JDI IN THE NEWS - ARCHIVED

Molly Markland, UT Alumnus, Prison Rape Victim Speaks Out Against Sexual Abuse, The Daily Texan, Feb. 8, 1999.

"Prisoner rape may be the quickest, most cost-effective way to produce a sociopath or even psychopath. Many prison rape survivors become rapists themselves in a demented attempt to regain what they think is their lost manhood."
Tom Cahill, president, Stop Prisoner Rape, Inc.

A former UT student and long-time political activist spoke on campus Saturday about his drive to eliminate prison rape in US. correctional institutions.

An audience of more than 30, mainly Amnesty International members, listened as Tom Cahill, president of Stop Prison Rape, Inc. explained how personal experience drove him to take action.

"Tens of thousands of mainly young men are sexually assaulted daily in U.S. correctional institutions," Cahill said.. "Many, if not most, are confined for a little too much marijuana."

Cahill added that prison rape may decrease the likelihood of rehabilitation.

"Prisoner rape maybe the quickest, most cost-effective way to produce a sociopath or even psychopath," he said. "Many prison rape survivors become rapists themselves in a demented attempt to regain what they think is their lost manhood."

Cahill was jailed October 1968 for civil disobedience in San Antonio.

During Cahill's time in Bexar County Jail, he was held in a gorilla cage, prison slang for a deliberately overcrowded and racially mixed cell block.

"'Fresh meat,' a burly young prisoner announced, as the grinning guard brought me to the cage," Cahill said. "My cellmates beat, tortured and gang-raped me for 24 hours."

Cahill alleges his rape resulted from an FBI operation to halt his anti-war involvement.

He said his tormentors were told he was a convicted child molester, making him a prime target for "turning out" - the prolonged sexual abuse of new inmates.

"The FBI does have primary jurisdiction in working and continuing civil rights investigations and alleged civil rights violations in and around correctional institutions," said Darren Holmes, spokesman for the San Antonio FBI office. "It is a matter we take very seriously.
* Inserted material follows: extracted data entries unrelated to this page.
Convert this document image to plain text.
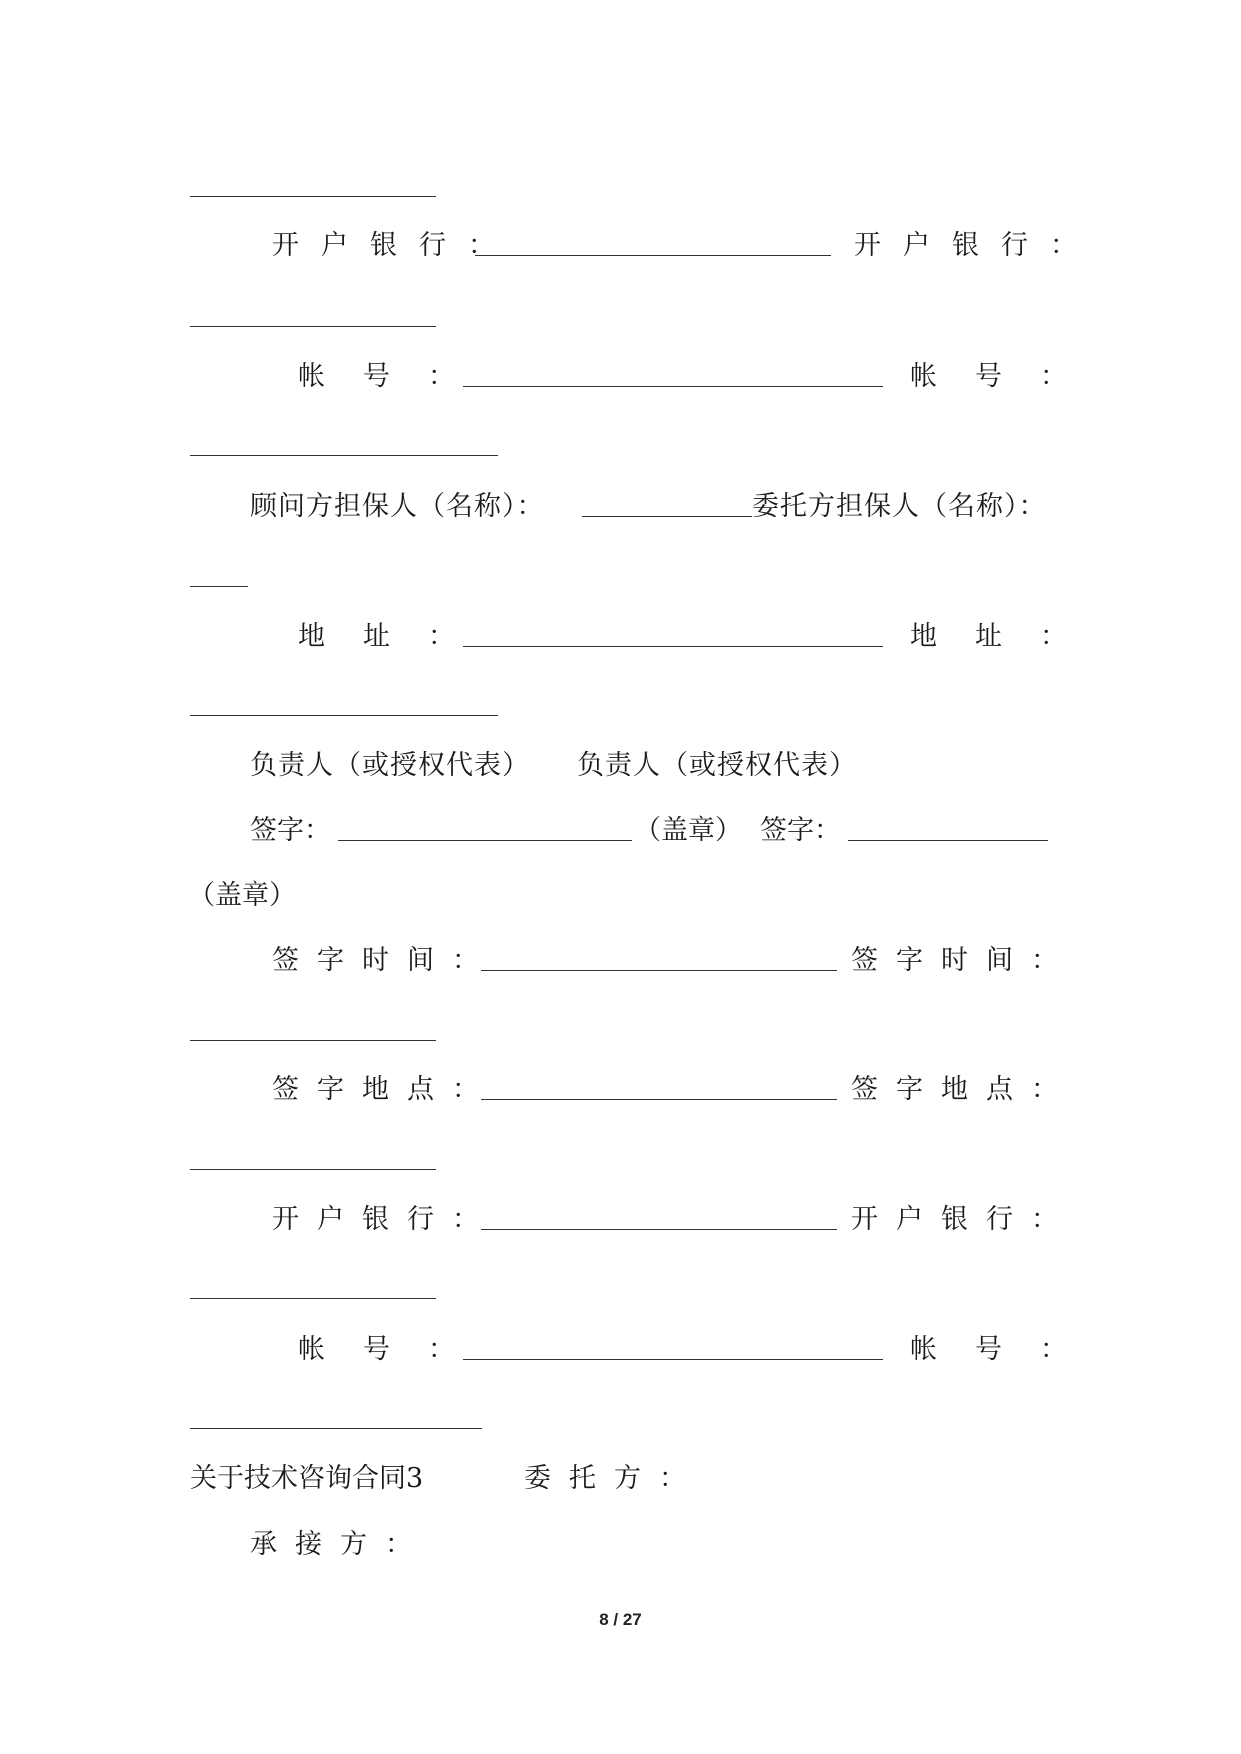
开户银行：	开户银行：
帐号：	帐号：
顾问方担保人（名称）：	委托方担保人（名称）：
地址：	地址：
负责人（或授权代表） 负责人（或授权代表）
签字：	（盖章） 签字：
（盖章）
签字时间：	签字时间：
签字地点：	签字地点：
开户银行：	开户银行：
帐号：	帐号：
关于技术咨询合同3	委托方：
承接方：
8 / 27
If this individual feels as though his civil rights were violated, he needs to come forward and file a complaint with our office."

Cahill has filed a freedom of information act, basing his claims upon two partially censored memos he received. Federal Judge Eugene Lynch denied Cahill the censored portions. The censored memos make no reference to Cahill's rape.

The October 1968 memo refers to Cahill's "anti-Vietnam activities" and FBI attempts to "neutralize his effect."

The second memo, dated after Cahill's release, reports is that he and his sister left San Antonio for California and "leftist activities" in San Antonio have been curtailed.

Cahill said the situation in prison has escalated since his days as a victim.

"The rape of prisoners in U.S. correctional institutions is such a gross violation of human and civil rights that it must be among the blackest marks on the soul and history of the country," Cahill said.

Adult male prison inmates are raped 83,000 times doily, according to Stop Prison Rape, Inc.

But Larry Todd, a Texas Department of Criminal Justice public information officer, said prison rape is a rare occurrence.

"We don't think it is to the degree indicated by [Cahill's] statistics," Todd said. "But prison is not a nice place to be."